Forum Discussion
EldIr
Aug 20, 2013Explorer
SprinklerMan wrote:
Well I had a pair of marathons on the rear axel of my car trailer , they were 4 years old , properly inflated , and the trailer had a small kubota tractor on it (1700 lbs ) Trailers gross is 7000 lbs . The goodyear marrathon threw the tread off at 35 mph driving on neighborhood roads , no heat build up ( only a 10 minute ride ) . When it happned I just started laughing . The tires came off a friends TT he gave them to me after he went to 16 in LT tires . I figured that since I would always be under weight by a large margin , and I was running local to cut the grass at my rentals I would have no problem . Wrong
You can't just go and blame the tires when you got them used. You have no idea what happened with them in their previous life.

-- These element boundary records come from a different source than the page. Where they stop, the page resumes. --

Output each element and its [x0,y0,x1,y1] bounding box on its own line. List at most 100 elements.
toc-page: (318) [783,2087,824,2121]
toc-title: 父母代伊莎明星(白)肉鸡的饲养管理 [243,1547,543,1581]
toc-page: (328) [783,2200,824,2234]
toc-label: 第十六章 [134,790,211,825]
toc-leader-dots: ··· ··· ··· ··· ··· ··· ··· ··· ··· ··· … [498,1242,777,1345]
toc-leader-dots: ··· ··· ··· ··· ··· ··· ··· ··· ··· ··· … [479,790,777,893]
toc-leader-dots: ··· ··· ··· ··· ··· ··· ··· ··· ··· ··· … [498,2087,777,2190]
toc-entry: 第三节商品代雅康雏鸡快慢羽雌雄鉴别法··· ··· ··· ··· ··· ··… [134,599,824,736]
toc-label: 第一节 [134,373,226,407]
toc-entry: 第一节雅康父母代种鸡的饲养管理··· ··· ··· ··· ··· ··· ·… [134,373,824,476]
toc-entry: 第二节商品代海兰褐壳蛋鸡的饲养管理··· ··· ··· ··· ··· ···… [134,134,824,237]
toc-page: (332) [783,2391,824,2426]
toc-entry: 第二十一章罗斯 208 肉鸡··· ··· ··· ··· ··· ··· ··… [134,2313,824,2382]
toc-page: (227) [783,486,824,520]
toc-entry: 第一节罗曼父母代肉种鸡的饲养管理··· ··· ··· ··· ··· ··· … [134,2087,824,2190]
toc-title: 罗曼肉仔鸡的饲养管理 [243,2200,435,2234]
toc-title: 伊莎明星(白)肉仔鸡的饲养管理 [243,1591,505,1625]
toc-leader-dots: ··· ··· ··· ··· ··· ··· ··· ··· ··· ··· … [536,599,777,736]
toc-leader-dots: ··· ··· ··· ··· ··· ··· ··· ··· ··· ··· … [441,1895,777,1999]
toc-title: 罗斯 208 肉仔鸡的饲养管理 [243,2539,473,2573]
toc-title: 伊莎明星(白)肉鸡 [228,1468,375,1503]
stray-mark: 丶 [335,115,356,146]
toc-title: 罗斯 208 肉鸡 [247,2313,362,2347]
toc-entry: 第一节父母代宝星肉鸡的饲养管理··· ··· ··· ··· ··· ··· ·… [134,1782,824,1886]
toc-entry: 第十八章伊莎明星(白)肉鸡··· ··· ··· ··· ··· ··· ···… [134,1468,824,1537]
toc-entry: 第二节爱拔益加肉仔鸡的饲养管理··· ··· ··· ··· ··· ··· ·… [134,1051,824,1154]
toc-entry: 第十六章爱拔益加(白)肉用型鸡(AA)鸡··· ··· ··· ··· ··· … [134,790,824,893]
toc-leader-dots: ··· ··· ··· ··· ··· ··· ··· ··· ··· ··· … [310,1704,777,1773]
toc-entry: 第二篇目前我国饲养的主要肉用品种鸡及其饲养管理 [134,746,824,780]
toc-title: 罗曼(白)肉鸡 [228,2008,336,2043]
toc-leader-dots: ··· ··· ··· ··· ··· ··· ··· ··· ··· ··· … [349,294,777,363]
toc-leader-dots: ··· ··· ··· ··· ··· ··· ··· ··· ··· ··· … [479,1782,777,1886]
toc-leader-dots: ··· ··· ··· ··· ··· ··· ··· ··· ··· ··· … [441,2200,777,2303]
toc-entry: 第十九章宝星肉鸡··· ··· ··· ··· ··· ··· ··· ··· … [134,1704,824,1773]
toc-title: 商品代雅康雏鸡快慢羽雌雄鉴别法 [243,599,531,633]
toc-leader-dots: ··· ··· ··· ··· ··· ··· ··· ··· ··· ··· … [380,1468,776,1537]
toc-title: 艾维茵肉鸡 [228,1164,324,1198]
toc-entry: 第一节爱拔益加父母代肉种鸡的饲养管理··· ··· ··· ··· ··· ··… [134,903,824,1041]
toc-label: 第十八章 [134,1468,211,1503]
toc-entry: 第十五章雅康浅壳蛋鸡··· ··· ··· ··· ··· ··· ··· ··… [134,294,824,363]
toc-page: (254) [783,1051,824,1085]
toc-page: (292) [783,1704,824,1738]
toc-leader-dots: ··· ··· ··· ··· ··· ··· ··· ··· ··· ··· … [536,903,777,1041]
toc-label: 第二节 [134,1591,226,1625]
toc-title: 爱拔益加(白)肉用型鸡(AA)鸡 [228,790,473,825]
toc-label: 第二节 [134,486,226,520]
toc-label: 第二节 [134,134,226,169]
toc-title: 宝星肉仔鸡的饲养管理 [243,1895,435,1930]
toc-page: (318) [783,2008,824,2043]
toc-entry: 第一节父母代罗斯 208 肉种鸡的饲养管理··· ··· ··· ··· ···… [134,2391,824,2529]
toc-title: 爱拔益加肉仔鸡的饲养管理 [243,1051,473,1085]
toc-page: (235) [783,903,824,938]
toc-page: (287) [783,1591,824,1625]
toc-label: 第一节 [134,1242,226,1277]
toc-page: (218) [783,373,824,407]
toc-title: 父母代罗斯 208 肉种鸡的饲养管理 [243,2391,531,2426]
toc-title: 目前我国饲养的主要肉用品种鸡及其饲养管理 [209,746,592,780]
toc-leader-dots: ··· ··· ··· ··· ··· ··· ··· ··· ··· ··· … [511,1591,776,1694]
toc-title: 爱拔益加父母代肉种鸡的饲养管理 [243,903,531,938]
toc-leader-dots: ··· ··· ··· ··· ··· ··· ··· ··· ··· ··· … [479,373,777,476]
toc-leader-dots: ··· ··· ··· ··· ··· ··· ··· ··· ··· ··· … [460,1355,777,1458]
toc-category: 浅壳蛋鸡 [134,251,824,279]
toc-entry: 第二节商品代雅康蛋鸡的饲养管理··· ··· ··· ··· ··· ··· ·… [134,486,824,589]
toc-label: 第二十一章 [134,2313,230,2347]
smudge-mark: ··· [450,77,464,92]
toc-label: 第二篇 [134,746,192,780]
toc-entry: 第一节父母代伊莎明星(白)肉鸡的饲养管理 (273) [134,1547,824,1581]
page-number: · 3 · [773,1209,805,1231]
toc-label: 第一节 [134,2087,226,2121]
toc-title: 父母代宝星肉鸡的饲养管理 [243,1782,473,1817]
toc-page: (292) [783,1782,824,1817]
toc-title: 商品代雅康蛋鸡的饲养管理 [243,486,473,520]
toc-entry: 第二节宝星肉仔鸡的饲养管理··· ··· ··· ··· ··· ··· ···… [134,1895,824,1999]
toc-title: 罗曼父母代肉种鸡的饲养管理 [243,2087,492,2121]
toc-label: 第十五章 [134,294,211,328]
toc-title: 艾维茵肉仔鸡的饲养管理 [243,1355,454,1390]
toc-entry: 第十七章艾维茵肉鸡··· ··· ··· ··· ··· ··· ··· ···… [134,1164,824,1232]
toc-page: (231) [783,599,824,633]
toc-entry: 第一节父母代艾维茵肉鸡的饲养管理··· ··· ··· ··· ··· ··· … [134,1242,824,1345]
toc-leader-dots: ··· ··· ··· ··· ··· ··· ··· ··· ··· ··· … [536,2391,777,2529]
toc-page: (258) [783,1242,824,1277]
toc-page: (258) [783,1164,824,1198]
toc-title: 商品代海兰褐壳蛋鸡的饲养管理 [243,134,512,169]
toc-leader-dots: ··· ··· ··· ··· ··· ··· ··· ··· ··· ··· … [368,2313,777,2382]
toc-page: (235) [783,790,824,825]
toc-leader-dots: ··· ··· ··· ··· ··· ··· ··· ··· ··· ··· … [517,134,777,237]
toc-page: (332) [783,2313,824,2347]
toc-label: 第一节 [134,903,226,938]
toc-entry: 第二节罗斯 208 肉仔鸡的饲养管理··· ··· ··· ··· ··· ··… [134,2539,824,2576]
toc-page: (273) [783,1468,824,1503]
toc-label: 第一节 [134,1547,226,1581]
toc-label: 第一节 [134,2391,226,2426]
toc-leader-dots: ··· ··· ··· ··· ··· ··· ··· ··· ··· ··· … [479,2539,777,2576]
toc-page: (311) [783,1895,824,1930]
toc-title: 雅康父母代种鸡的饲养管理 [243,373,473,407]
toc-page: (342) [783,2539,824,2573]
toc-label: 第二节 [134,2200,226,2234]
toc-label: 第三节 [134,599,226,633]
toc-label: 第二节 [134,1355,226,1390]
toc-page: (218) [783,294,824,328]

Back to the original question. One thing not mentioned in this thread yet that I found in my research was Goodyear at one point temporarily moving production from China back to the US. They realized they had a problem in China, stopped making tires there for a while, and fixed the problem before moving production back. My 1994 had the original Canadian Marathons on it when I bought it in 2011. They showed some cracking, but I still used them the remainder of that summer (about 1000 miles including getting it home from where I bought it). I replaced them with new Marathons after my research left me confident they no long have issues.
While I was shopping for my tt, I looked at many trailers from the 1990's that were still on their original tires and still being used regularly by their owners. MOST people out there have no idea of the time limits on tire life. They figure if the tread is good, the tire is fine. They are "usually" right. Tire failures in general are still a very small percentage.